Review Summary: It's kind of like watching napalm evaporate into a rich texture of chocolate ice cream while green squirrels rain down from the heavens to protect the endangered sea lizards.
Record labels continue to push what the public demands; it’s no secret. If the public demands a catchy chorus with superficial rhymes then that is exactly what will be played. Here you might find vocals so distorted that you couldn’t tell whether or not they were soaked in atmospheric reverb or autotune effects so intense that even T-Pain couldn’t recognize it. The early 2000’s seemed to be well consumed in Post Grunge/Nu-Metal nostalgia and for the most part a genre of music that was slowly on its exit from mainstream popularity. The Rock category and its inclusive subgenres were quickly on their way out as no longer were they the representative sound of the youth (this is a sensitive topic for many fans of the genre such as myself but it’s simply the hard truth). Hip Hop and RnB pounced on adolescents across America, delivering a tone that was in itself only a shadow of its former 1990’s glory. The genre continued to expand as mainstream rock continued to pour into generic obscurity out of some desperate attempt to stay relevant and make money.
Enter William Duvall, an artist known mostly for his work with Alice In Chains. Duvall’s vocal range is among the best for those who know his sound and at times he can draw chilling comparisons to Robert Plant (Led Zeppelin) when he’s performing these wailing hooks. Had a group like Comes With The Fall blown up into mainstream popularity during the early 2000’s, there’s an overwhelmingly good chance that we’d be listening to some incredible music on the radio right now. I couldn’t tell you what that sound might incorporate, but it would be far superior to what we’re hearing now. While CWTF incorporates classic rock elements and merges them with the post grunge style, it’s nothing like the mainstream acts that you might be familiar with. Duvall’s writing talents could easily compete with the likes of Kurt Cobain or David Gilmour at times and the incredible time signatures utilized by CWTF’s drummer Bevan Davies are truly remarkable on tracks like “So Cruel”.

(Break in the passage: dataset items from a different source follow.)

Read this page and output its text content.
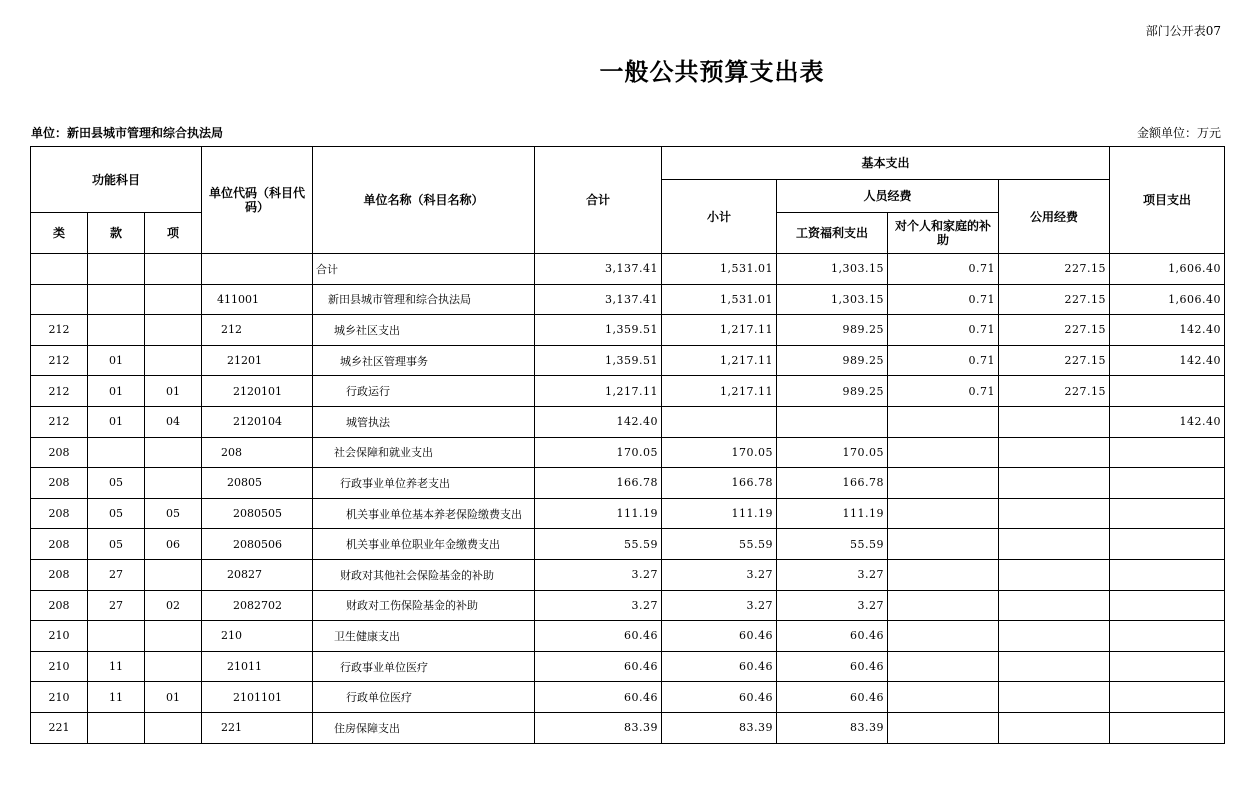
部门公开表07
一般公共预算支出表
单位：新田县城市管理和综合执法局	金额单位：万元
功能科目			单位代码（科目代码）	单位名称（科目名称）	合计	基本支出				项目支出
						小计	人员经费		公用经费	
类	款	项					工资福利支出	对个人和家庭的补助		
				合计	3,137.41	1,531.01	1,303.15	0.71	227.15	1,606.40
			411001	新田县城市管理和综合执法局	3,137.41	1,531.01	1,303.15	0.71	227.15	1,606.40
212			212	城乡社区支出	1,359.51	1,217.11	989.25	0.71	227.15	142.40
212	01		21201	城乡社区管理事务	1,359.51	1,217.11	989.25	0.71	227.15	142.40
212	01	01	2120101	行政运行	1,217.11	1,217.11	989.25	0.71	227.15	
212	01	04	2120104	城管执法	142.40					142.40
208			208	社会保障和就业支出	170.05	170.05	170.05			
208	05		20805	行政事业单位养老支出	166.78	166.78	166.78			
208	05	05	2080505	机关事业单位基本养老保险缴费支出	111.19	111.19	111.19			
208	05	06	2080506	机关事业单位职业年金缴费支出	55.59	55.59	55.59			
208	27		20827	财政对其他社会保险基金的补助	3.27	3.27	3.27			
208	27	02	2082702	财政对工伤保险基金的补助	3.27	3.27	3.27			
210			210	卫生健康支出	60.46	60.46	60.46			
210	11		21011	行政事业单位医疗	60.46	60.46	60.46			
210	11	01	2101101	行政单位医疗	60.46	60.46	60.46			
221			221	住房保障支出	83.39	83.39	83.39			
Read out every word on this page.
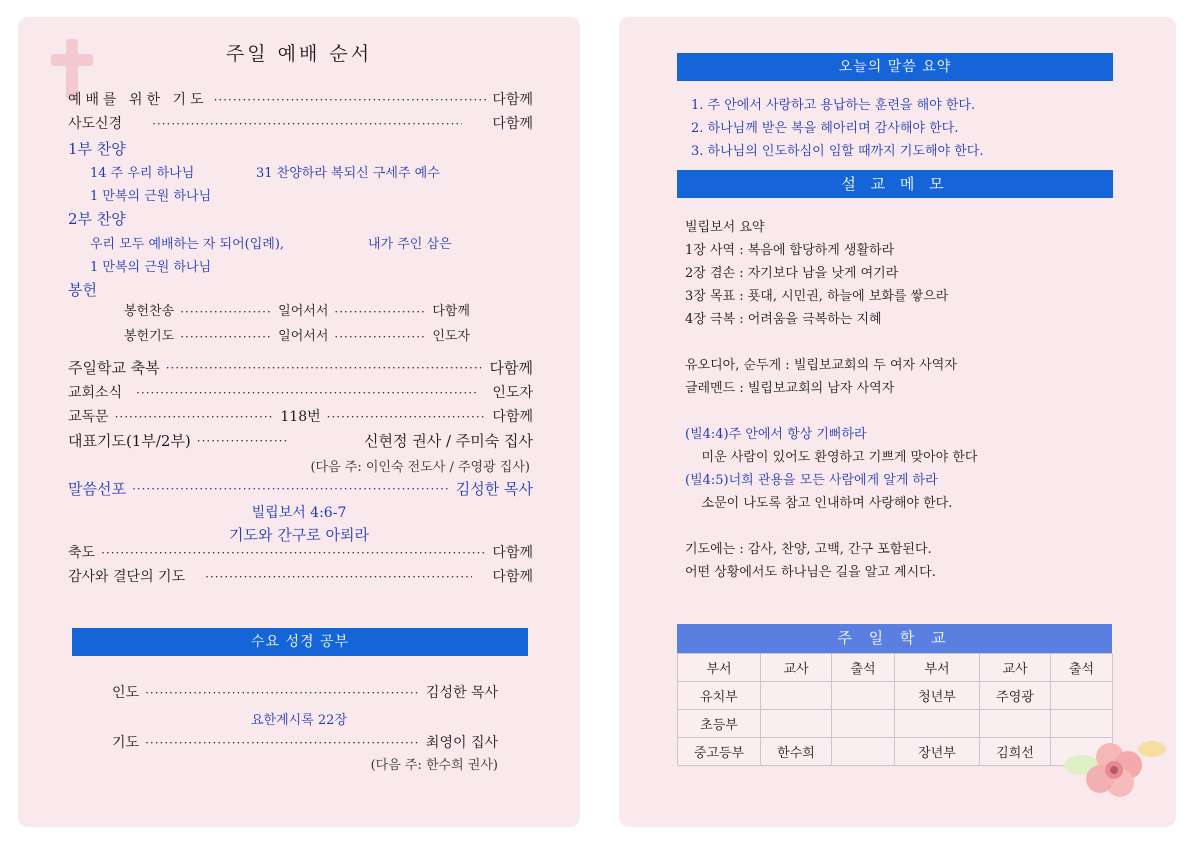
주일 예배 순서
예배를 위한 기도 ·····	다함께
사도신경 ·····	다함께
1부 찬양
14 주 우리 하나님	31 찬양하라 복되신 구세주 예수
1 만복의 근원 하나님
2부 찬양
우리 모두 예배하는 자 되어(입례),	내가 주인 삼은
1 만복의 근원 하나님
봉헌
봉헌찬송 ·····	일어서서 ·····	다함께
봉헌기도 ·····	일어서서 ·····	인도자
주일학교 축복 ·····	다함께
교회소식 ·····	인도자
교독문 ·····	118번 ·····	다함께
대표기도(1부/2부) ·····	신현정 권사 / 주미숙 집사
(다음 주: 이인숙 전도사 / 주영광 집사)
말씀선포 ·····	김성한 목사
빌립보서 4:6-7
기도와 간구로 아뢰라
축도 ·····	다함께
감사와 결단의 기도 ·····	다함께
수요 성경 공부
인도 ·····	김성한 목사
요한계시록 22장
기도 ·····	최영이 집사
(다음 주: 한수희 권사)
오늘의 말씀 요약
1. 주 안에서 사랑하고 용납하는 훈련을 해야 한다.
2. 하나님께 받은 복을 헤아리며 감사해야 한다.
3. 하나님의 인도하심이 임할 때까지 기도해야 한다.
설 교 메 모
빌립보서 요약
1장 사역 : 복음에 합당하게 생활하라
2장 겸손 : 자기보다 남을 낫게 여기라
3장 목표 : 푯대, 시민권, 하늘에 보화를 쌓으라
4장 극복 : 어려움을 극복하는 지혜
유오디아, 순두게 : 빌립보교회의 두 여자 사역자
글레멘드 : 빌립보교회의 남자 사역자
(빌4:4)주 안에서 항상 기뻐하라
미운 사람이 있어도 환영하고 기쁘게 맞아야 한다
(빌4:5)너희 관용을 모든 사람에게 알게 하라
소문이 나도록 참고 인내하며 사랑해야 한다.
기도에는 : 감사, 찬양, 고백, 간구 포함된다.
어떤 상황에서도 하나님은 길을 알고 계시다.
주 일 학 교
부서	교사	출석	부서	교사	출석
유치부			청년부	주영광	
초등부					
중고등부	한수희		장년부	김희선	
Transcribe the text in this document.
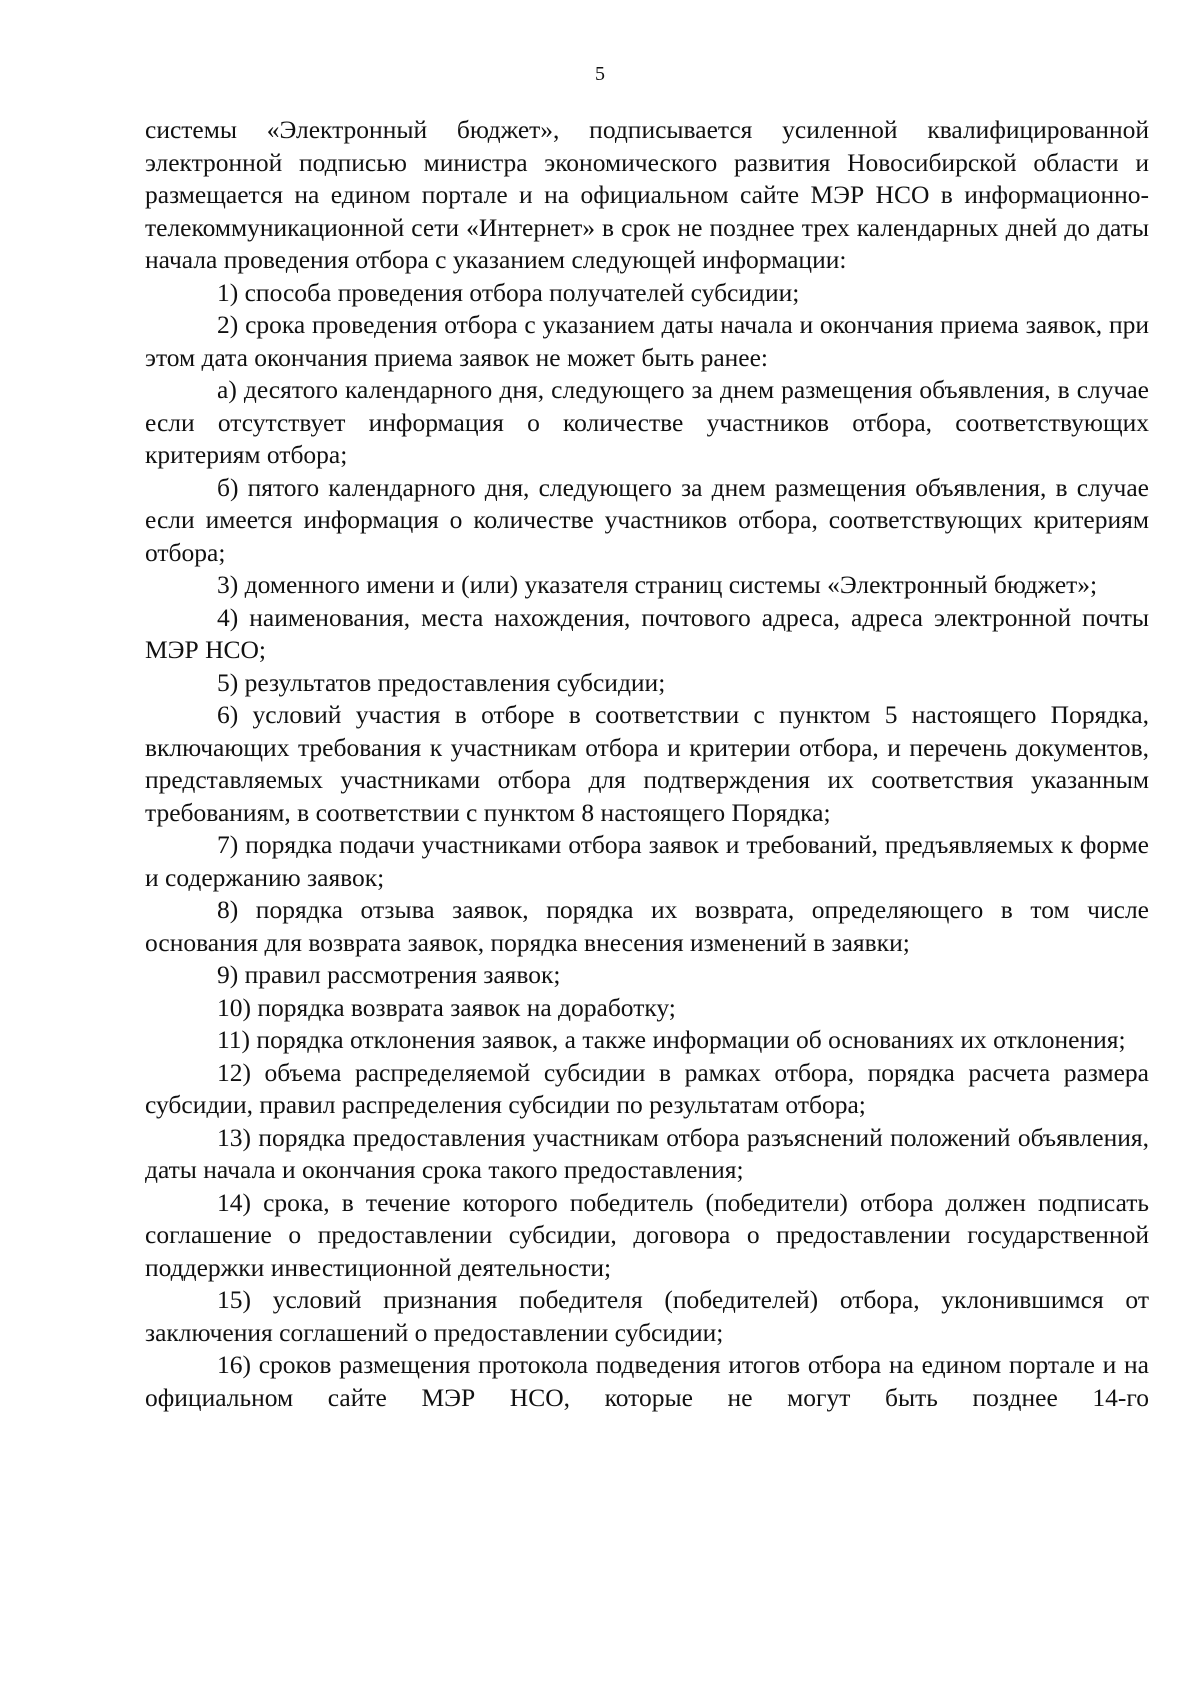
5

системы «Электронный бюджет», подписывается усиленной квалифицированной электронной подписью министра экономического развития Новосибирской области и размещается на едином портале и на официальном сайте МЭР НСО в информационно-телекоммуникационной сети «Интернет» в срок не позднее трех календарных дней до даты начала проведения отбора с указанием следующей информации:

1) способа проведения отбора получателей субсидии;

2) срока проведения отбора с указанием даты начала и окончания приема заявок, при этом дата окончания приема заявок не может быть ранее:

а) десятого календарного дня, следующего за днем размещения объявления, в случае если отсутствует информация о количестве участников отбора, соответствующих критериям отбора;

б) пятого календарного дня, следующего за днем размещения объявления, в случае если имеется информация о количестве участников отбора, соответствующих критериям отбора;

3) доменного имени и (или) указателя страниц системы «Электронный бюджет»;

4) наименования, места нахождения, почтового адреса, адреса электронной почты МЭР НСО;

5) результатов предоставления субсидии;

6) условий участия в отборе в соответствии с пунктом 5 настоящего Порядка, включающих требования к участникам отбора и критерии отбора, и перечень документов, представляемых участниками отбора для подтверждения их соответствия указанным требованиям, в соответствии с пунктом 8 настоящего Порядка;

7) порядка подачи участниками отбора заявок и требований, предъявляемых к форме и содержанию заявок;

8) порядка отзыва заявок, порядка их возврата, определяющего в том числе основания для возврата заявок, порядка внесения изменений в заявки;

9) правил рассмотрения заявок;

10) порядка возврата заявок на доработку;

11) порядка отклонения заявок, а также информации об основаниях их отклонения;

12) объема распределяемой субсидии в рамках отбора, порядка расчета размера субсидии, правил распределения субсидии по результатам отбора;

13) порядка предоставления участникам отбора разъяснений положений объявления, даты начала и окончания срока такого предоставления;

14) срока, в течение которого победитель (победители) отбора должен подписать соглашение о предоставлении субсидии, договора о предоставлении государственной поддержки инвестиционной деятельности;

15) условий признания победителя (победителей) отбора, уклонившимся от заключения соглашений о предоставлении субсидии;

16) сроков размещения протокола подведения итогов отбора на едином портале и на официальном сайте МЭР НСО, которые не могут быть позднее 14-го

I actually happened upon these guys by means of the internet and at that moment an interesting concept came to mind. The listener is always in control and that’s a very powerful thing to consider. We can choose what we find to be stellar or amazing in our respective taste; we don’t have to let corporate labels tell us what’s trending and which album should be purchased on set date. Notice that in the case of independently owned labels, the music comes off as much more genuine and creative. If we support the music of independent labels, we’ll have groups like Atlantic and Warner sweating down to the pours in their neck hairs. This philosophy is something that Duvall promotes in his own songwriting as his punk rock influences certainly have influenced the sound of Comes With The Fall. It wouldn’t be correct to say that CWTF is a punk rock band as there’s more of a alternative rock feel here than anything. The strongest punk rock influence you’ll encounter on this record is the track “Unbreakable” where Duvall boastfully hits vocal octaves reminiscent of Layne Staley’s earlier days.
“Think about what you need/ And how you've been denied
Think about what you are/ Are you satisfied"” (Unbreakable)
Even after hearing a track like this, I still have to say that even the emotion of tracks like “Strung Out On A Dream” simply aren’t the best (and trust me, Comes With The Fall’s worst is better than most people’s best). The album ends on a stellar and memorably potent “Never See Me Cry”. The progression of this song reminds me of what Jimmy Page used to do on songs like “The Rain Song”. Running in at about seven minutes long, “Never See Me Cry” features some of the best song writing I’ve ever heard period, touching on emotional highs and lows as it eventually fades away in this very epic solo unlike anything your ears have ever touched on. Your soul will simply burst into tears after hearing the conclusion of this song as Duvall can make the guitar connect on levels never thought possible. The instrumentation behind this song is stunning though and I had a hard time believing that such a rock ballad could be crafted here in the 2000's. The exotic sounds that come together on this track are just articulated so well and if you do anything else, just get this album for the sake of having that one song (you won't regret this decision anytime soon).
It sometimes disappoints me when we open up the discussion of how select band or artist was groundbreaking and then we bring up our favorite independent artists. The other person that you're exchanging words with simply replies with a "nah man, never really heard of em". That's when you give them the autonomy to explore a sound quite like any other, but like most people, they'll probably put your recommendation off to the side and miss out on something truly miraculous. Honestly, I don’t think we should let a group like Comes With The Fall fade out into irrelevance because these kind of groups only come around under the right circumstances. Albums like “The Year Is One” only come out once in a generation and I’m proud that I got to share that experience with the many others that happened upon this group.